Research seminar: Diffusion, obsolescence and recycling – theorizing the cycle of conceptual development in corporate sustainability

LOURIM Louvain-La-Neuve, Mons

December 13, 2024

9.30 - 11.30 am

Louvain-la-Neuve

Auditoire DOYEN 21

How do promises for sustainable businesses persist and grow despite their apparent and persistent failure in the context of Anthropocene? In this article I draw on Boltanski & Chiapello’s New Spirit of Capitalism and the literature on essentially contested concepts to explore the cycle of conceptual creation, diffusion, obsolescence, and replacement within the corporate sustainability literature. I argue that in order to persist amidst recurrent failure, the field of corporate sustainability needs to be regularly fed by academics and consultants through cycles of conceptual renewal. This cycle, I argue, is essential to achieve collective amnesia and to re-create hope, both of which are necessary to sustain engagement and further develop the field of corporate sustainability in spite of its past, present -and future?- failures. I take various examples by using the literature on CSR, circular economy and regenerative economy literature to sustain this argument. This paper contributes by explaining how mechanisms of inertia are linked with cycles of conceptual renewal, thus casting a new light on conceptual advancement in the field. I also contribute to the debates on capitalism and critique by showing how a ‘metacritique’ such as the ecological critique, while structurally incompatible with the principle of accumulation which stands at the core of capitalism, can still be re-appropriated or neutralized by capitalism through processes of amnesia and conceptual obsolescence.

Keywords:
Conceptual Renewal, Anthropocene, Organizational Inertia, Amnesia

 

Aurélien Acquier bio

Aurélien Acquier is a Full Professor in sustainability at ESCP Business School, Paris Campus.

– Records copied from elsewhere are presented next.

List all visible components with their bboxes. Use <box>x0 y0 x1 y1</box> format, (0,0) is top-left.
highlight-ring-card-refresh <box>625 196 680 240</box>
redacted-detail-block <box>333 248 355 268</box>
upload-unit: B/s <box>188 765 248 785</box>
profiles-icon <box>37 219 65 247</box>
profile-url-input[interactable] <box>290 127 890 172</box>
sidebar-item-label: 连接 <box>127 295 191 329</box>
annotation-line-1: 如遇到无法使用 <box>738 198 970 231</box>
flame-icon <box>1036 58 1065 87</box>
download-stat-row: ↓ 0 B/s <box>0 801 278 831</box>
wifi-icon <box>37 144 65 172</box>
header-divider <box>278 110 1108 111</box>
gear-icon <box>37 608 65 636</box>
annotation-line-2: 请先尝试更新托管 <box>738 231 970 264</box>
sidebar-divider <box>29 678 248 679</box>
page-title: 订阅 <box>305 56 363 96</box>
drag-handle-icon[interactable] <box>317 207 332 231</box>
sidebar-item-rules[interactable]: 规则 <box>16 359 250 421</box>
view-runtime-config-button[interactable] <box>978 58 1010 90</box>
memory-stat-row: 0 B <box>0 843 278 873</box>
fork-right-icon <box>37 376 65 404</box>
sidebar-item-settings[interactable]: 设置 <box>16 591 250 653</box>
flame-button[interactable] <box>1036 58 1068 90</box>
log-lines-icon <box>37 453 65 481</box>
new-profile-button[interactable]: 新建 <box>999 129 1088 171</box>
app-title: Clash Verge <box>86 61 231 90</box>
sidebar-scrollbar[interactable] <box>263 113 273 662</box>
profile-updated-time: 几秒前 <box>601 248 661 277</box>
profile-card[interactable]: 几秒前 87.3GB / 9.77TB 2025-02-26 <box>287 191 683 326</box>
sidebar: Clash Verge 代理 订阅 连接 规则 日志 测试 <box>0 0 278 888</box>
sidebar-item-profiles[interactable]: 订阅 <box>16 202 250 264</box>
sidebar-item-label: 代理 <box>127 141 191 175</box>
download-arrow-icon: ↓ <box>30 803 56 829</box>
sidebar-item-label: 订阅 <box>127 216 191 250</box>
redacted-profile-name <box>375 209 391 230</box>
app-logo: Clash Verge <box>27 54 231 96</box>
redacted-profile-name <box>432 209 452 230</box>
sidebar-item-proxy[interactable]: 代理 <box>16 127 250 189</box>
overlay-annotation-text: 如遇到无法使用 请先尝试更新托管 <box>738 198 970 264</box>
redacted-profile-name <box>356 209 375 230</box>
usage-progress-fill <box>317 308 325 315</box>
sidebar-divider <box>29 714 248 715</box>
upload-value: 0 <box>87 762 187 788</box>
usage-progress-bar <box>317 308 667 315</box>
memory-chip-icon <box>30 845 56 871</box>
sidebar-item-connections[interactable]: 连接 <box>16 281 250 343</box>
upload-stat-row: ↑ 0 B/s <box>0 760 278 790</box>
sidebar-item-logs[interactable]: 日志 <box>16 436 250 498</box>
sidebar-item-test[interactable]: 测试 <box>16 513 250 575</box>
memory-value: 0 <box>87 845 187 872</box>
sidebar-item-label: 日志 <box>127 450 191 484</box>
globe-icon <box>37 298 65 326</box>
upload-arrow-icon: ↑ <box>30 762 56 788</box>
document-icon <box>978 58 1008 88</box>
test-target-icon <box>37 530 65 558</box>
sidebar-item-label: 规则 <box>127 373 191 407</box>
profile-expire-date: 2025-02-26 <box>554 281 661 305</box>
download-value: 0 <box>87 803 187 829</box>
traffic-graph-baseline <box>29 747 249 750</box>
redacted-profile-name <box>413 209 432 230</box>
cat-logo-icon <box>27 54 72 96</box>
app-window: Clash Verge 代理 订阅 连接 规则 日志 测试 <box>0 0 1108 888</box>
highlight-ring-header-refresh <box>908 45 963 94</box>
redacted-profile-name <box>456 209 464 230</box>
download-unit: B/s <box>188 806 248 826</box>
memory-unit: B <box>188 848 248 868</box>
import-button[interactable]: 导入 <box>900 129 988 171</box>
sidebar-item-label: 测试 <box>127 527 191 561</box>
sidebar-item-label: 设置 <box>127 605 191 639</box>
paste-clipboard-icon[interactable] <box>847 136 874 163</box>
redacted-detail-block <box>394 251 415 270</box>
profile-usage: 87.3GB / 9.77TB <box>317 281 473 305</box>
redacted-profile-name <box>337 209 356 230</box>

His work explores how sustainability and planetary boundaries impact management research and practice. In particular he explores how sustainability related concepts impact the corporation and the management of complex organizational forms (transnational corporations, network organizations, platform capitalism or sharing economy). He is the author of several articles (published in Journal of Business Ethics, Business & Society, Organization Studies, m@n@gement, Technological Forecasting & Social Change, etc.) and various volumes, chapters and books. At ESCP Business School, he has been Dean for Sustainability Transition between 2018 and 2022, has co-directed the Deloitte ESCP Chair in Circular Economy between 2020 and 2023, and is now the Scientific Director of the ESCP Sustainability Institute.